Passa a mão pelo cabelo, mas agora está muito
nervosa.
— Vai seguir brigando?
— Estou brigando?
— Acredito que sim.
— Tem sorte que só estou falando.
— O que quer dizer?
— Bom, se fosse minha, depois do que fez ontem,
não se sentaria durante uma semana. Não jantou, embebedou-se e se pôs em
perigo.
Ela fecha os olhos. Ela disse, minha? Isso ta indo rapido demais ou lento demais. Minha cabeça ta latejando.Por um instante o terror se
reflete em seu rosto e ela estremece. Quando abre os olhos, me olha fixamente.

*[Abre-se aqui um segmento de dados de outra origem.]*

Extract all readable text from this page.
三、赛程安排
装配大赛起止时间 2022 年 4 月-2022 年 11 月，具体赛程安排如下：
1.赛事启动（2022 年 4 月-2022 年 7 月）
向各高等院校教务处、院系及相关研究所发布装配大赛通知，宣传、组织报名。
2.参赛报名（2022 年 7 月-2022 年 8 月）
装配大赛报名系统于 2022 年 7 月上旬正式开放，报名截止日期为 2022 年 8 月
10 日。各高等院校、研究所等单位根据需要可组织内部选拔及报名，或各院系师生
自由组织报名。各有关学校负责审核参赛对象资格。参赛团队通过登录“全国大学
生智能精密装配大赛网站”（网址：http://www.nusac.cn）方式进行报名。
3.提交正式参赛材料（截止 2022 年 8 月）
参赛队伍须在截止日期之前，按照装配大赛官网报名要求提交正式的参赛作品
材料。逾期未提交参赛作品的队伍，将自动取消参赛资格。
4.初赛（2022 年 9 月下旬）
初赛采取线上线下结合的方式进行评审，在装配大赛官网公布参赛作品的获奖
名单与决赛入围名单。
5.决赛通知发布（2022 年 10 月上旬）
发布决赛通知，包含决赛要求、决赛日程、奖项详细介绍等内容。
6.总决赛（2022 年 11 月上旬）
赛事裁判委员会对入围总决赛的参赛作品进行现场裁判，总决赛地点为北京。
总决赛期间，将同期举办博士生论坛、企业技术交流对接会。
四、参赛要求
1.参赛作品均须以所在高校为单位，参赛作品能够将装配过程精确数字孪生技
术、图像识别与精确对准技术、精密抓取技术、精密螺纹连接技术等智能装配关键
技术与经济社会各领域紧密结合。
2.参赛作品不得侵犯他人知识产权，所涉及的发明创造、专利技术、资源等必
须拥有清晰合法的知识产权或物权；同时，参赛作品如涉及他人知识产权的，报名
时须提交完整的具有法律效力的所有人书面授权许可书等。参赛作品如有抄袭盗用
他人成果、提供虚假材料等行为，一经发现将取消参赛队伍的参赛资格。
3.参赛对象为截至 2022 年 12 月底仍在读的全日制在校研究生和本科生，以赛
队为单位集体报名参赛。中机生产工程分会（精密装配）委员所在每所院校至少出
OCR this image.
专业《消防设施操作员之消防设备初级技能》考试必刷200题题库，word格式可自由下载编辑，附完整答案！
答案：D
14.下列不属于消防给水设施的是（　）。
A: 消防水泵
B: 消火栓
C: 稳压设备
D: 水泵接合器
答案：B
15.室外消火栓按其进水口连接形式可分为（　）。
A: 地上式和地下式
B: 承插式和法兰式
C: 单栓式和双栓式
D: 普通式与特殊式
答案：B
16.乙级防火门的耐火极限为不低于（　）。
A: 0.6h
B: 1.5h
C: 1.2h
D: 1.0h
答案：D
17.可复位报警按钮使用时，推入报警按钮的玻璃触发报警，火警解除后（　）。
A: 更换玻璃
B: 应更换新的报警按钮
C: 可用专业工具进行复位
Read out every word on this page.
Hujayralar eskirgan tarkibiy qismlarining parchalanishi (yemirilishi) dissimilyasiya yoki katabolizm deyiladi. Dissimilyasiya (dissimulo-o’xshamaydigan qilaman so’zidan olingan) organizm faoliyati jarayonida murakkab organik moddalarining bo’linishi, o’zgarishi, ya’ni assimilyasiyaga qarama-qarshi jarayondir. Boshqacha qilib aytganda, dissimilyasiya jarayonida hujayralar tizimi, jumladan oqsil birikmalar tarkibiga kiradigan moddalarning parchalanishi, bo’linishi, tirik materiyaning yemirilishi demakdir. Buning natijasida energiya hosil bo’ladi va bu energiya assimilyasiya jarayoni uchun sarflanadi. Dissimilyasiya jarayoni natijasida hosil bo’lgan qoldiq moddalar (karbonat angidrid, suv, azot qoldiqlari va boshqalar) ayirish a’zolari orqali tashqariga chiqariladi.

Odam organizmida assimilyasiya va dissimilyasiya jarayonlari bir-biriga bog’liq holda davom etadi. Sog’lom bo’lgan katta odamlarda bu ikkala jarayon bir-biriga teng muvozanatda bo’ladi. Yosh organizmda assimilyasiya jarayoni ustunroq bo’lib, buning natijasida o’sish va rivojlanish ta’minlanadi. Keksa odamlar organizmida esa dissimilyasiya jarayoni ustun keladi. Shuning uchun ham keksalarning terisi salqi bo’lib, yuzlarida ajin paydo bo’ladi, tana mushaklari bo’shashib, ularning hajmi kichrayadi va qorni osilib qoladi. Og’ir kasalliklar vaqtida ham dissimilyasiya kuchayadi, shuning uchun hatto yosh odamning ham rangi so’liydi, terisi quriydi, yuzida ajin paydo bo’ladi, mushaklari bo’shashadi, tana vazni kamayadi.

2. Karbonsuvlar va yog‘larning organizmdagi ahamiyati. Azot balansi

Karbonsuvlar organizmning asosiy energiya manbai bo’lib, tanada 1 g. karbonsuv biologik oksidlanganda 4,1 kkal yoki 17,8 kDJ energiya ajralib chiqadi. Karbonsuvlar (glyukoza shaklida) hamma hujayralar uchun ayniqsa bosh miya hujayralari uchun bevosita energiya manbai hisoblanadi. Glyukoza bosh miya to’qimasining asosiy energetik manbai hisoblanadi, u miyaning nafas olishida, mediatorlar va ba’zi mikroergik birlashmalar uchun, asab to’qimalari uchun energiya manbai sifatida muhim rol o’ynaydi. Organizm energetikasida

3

— Não quero nem pensar no que poderia ter
acontecido.
Eu a fito com uma expressão carrancuda. O que lhe
passa? Porque se importa? Se eu fosse dela... Bem, não sou. Embora
possivelmente eu gostaria de sê-lo. A ideia abre caminho entre meu
aborrecimento por suas palavras arrogantes. Ruborizo-me por culpa de meu
caprichoso subconsciente, que dá saltos de alegria com uma saia havaiana
vermelha, só de pensar que poderia ser dela.
— Não teria me acontecido nada. Estava com Kate.
— E o fotógrafo? — pergunta-me bruscamente.
Mmm... José. Em algum momento terei que conversar
com ele. E contar tudo que se passa.
— José simplesmente passou da conta.
Encolho meus ombros.
— Bem, na próxima vez que ele passar da conta,
alguém deveria lhe ensinar algumas maneiras.
— É muito partidário da disciplina. — digo-lhe entre dentes.
— OH, Anahi, não sabe o quanto. Fecha um pouco os olhos e ri perversamente.
Deixa-me desarmada. De repente, estou confusa e
zangada, e ao mesmo tempo estou contemplando seu precioso sorriso. Uau... Estou
encantada, porque eu não estou acostumada ao seu sorriso. Quase esqueço o que
está me dizendo.
— Vou tomar banho. Se você não preferir tomar
banho primeiro...
Ela inclina a cabeça, ainda sorrindo. Meu coração
bate acelerado e o cérebro se nega a fazer as conexões oportunas para que eu
respire. Seu sorriso se faz mais amplo. Aproxima-se de mim, inclina-se e me
passa o polegar pelo rosto e pelo lábio inferior.